This project will investigate boninite series and basalt to rhyolite glasses recording the formation of island arc crust over a 50 Ma period in the Izu-Bonin-Marianas (IBM) arc. IBM arc glasses inform our knowledge of island arc crust geochemical evolution and crustal growth rates. Importantly, the volatile elements in glasses provide a window into volcanic processes (effusive vs. explosive; subaerial vs. submarine events) and alteration processes that influence our models for subduction zone volatile cycling, rates for continental crust formation, and the geodynamic properties of subduction zones.
Past researchers assumed that the glass fragments lost (degassed) most of their volatile species to the atmosphere and were then transported from subaerial volcanoes to form tephra deposits and by water to form volcaniclastic turbidite deposits (Fig.). Indeed, volatiles are low in modern glass rims on dredged submarine lavas and in glass inclusions in the IBM arc.
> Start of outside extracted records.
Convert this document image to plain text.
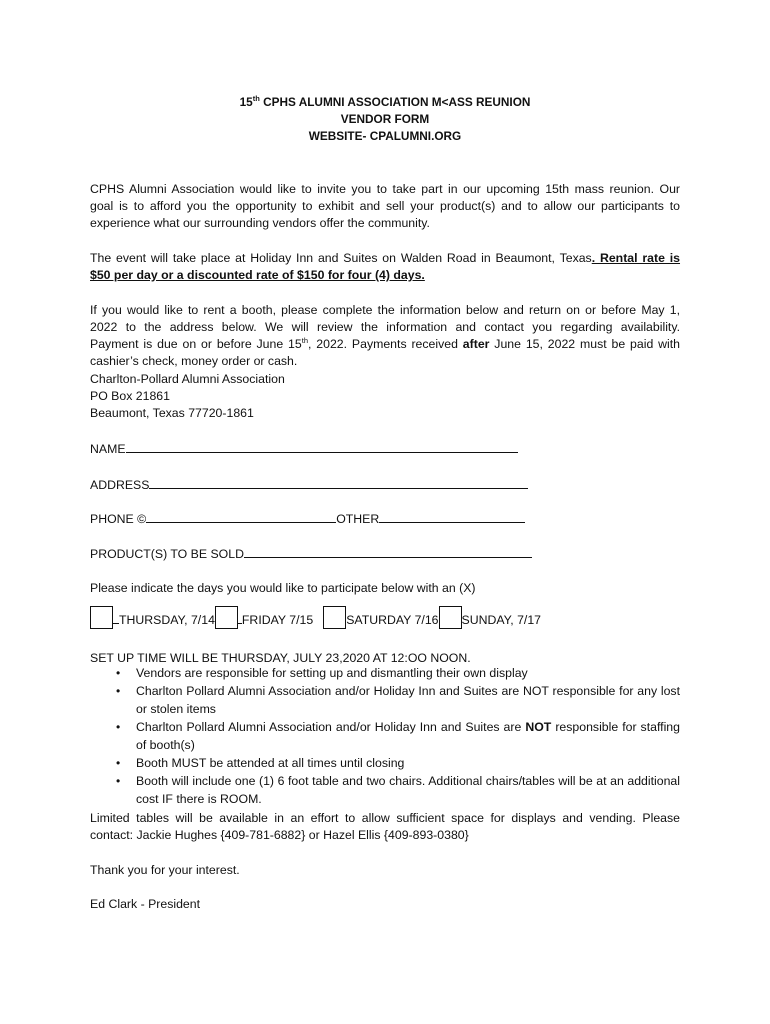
15th CPHS ALUMNI ASSOCIATION M<ASS REUNION
VENDOR FORM
WEBSITE- CPALUMNI.ORG
CPHS Alumni Association would like to invite you to take part in our upcoming 15th mass reunion. Our
goal is to afford you the opportunity to exhibit and sell your product(s) and to allow our participants to
experience what our surrounding vendors offer the community.
The event will take place at Holiday Inn and Suites on Walden Road in Beaumont, Texas. Rental rate is
$50 per day or a discounted rate of $150 for four (4) days.
If you would like to rent a booth, please complete the information below and return on or before May 1,
2022 to the address below. We will review the information and contact you regarding availability.
Payment is due on or before June 15th, 2022. Payments received after June 15, 2022 must be paid with
cashier’s check, money order or cash.
Charlton-Pollard Alumni Association
PO Box 21861
Beaumont, Texas 77720-1861
NAME
ADDRESS
PHONE ©	OTHER
PRODUCT(S) TO BE SOLD
Please indicate the days you would like to participate below with an (X)
THURSDAY, 7/14 FRIDAY 7/15	SATURDAY 7/16 SUNDAY, 7/17
SET UP TIME WILL BE THURSDAY, JULY 23,2020 AT 12:OO NOON.
• Vendors are responsible for setting up and dismantling their own display
• Charlton Pollard Alumni Association and/or Holiday Inn and Suites are NOT responsible for any lost or stolen items
• Charlton Pollard Alumni Association and/or Holiday Inn and Suites are NOT responsible for staffing of booth(s)
• Booth MUST be attended at all times until closing
• Booth will include one (1) 6 foot table and two chairs. Additional chairs/tables will be at an additional cost IF there is ROOM.
Limited tables will be available in an effort to allow sufficient space for displays and vending. Please
contact: Jackie Hughes {409-781-6882} or Hazel Ellis {409-893-0380}
Thank you for your interest.
Ed Clark - President
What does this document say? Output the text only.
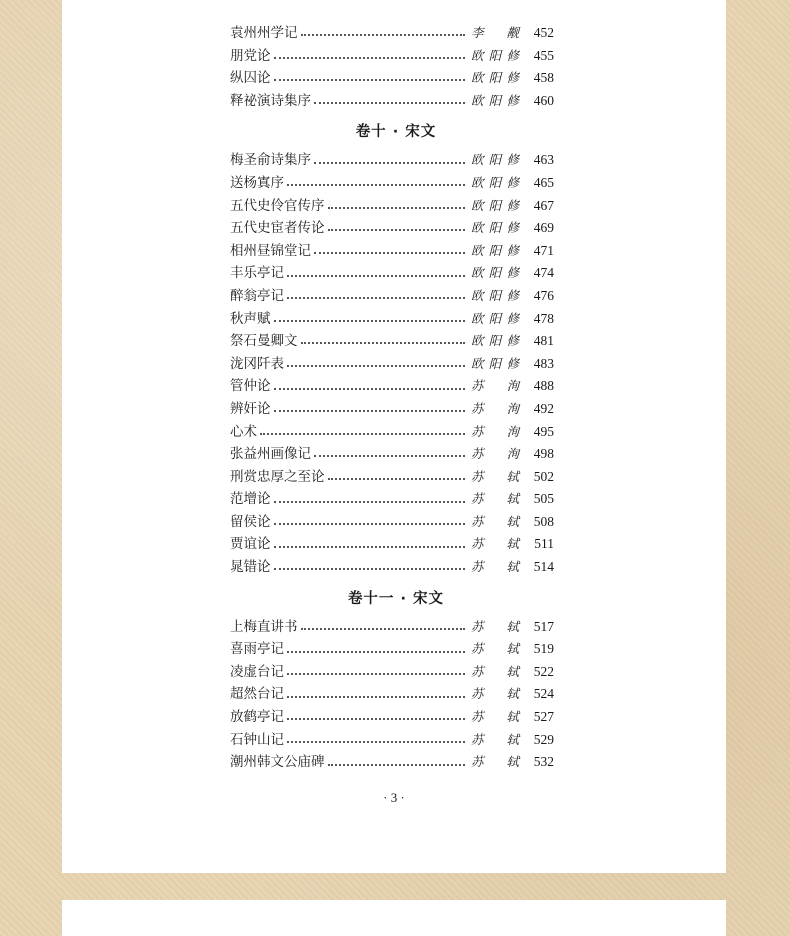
袁州州学记	李觏	452
朋党论	欧阳修	455
纵囚论	欧阳修	458
释祕演诗集序	欧阳修	460
卷十 · 宋文
梅圣俞诗集序	欧阳修	463
送杨寘序	欧阳修	465
五代史伶官传序	欧阳修	467
五代史宦者传论	欧阳修	469
相州昼锦堂记	欧阳修	471
丰乐亭记	欧阳修	474
醉翁亭记	欧阳修	476
秋声赋	欧阳修	478
祭石曼卿文	欧阳修	481
泷冈阡表	欧阳修	483
管仲论	苏洵	488
辨奸论	苏洵	492
心术	苏洵	495
张益州画像记	苏洵	498
刑赏忠厚之至论	苏轼	502
范增论	苏轼	505
留侯论	苏轼	508
贾谊论	苏轼	511
晁错论	苏轼	514
卷十一 · 宋文
上梅直讲书	苏轼	517
喜雨亭记	苏轼	519
凌虚台记	苏轼	522
超然台记	苏轼	524
放鹤亭记	苏轼	527
石钟山记	苏轼	529
潮州韩文公庙碑	苏轼	532
· 3 ·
However, glass volatile contents may be higher than assumed because: 1) modern, volatile-rich submarine volcanoes are observed in the IBM arc; and 2) glasses from tephras in the IBM forearc have 91-~100% electron probe totals suggesting volatile contents of up to 9 wt. %.
The student will test if glasses in forearc tephras erupted from submarine volcanoes, where they retained their original volatile contents as the melt quenched to glass under seawater pressure. The student will quantify and map H2O, CO2, SO2 and Cl in select glasses and compare the values with open and closed system degassing models and melt inclusion data (accounting for volatile solubility as a function of composition, temperature and pressure). These data will be used to further constrain arc volatile budgets and inform tephrostratigraphy and provenance studies that can then be used to understand crust formation and geochemical evolution.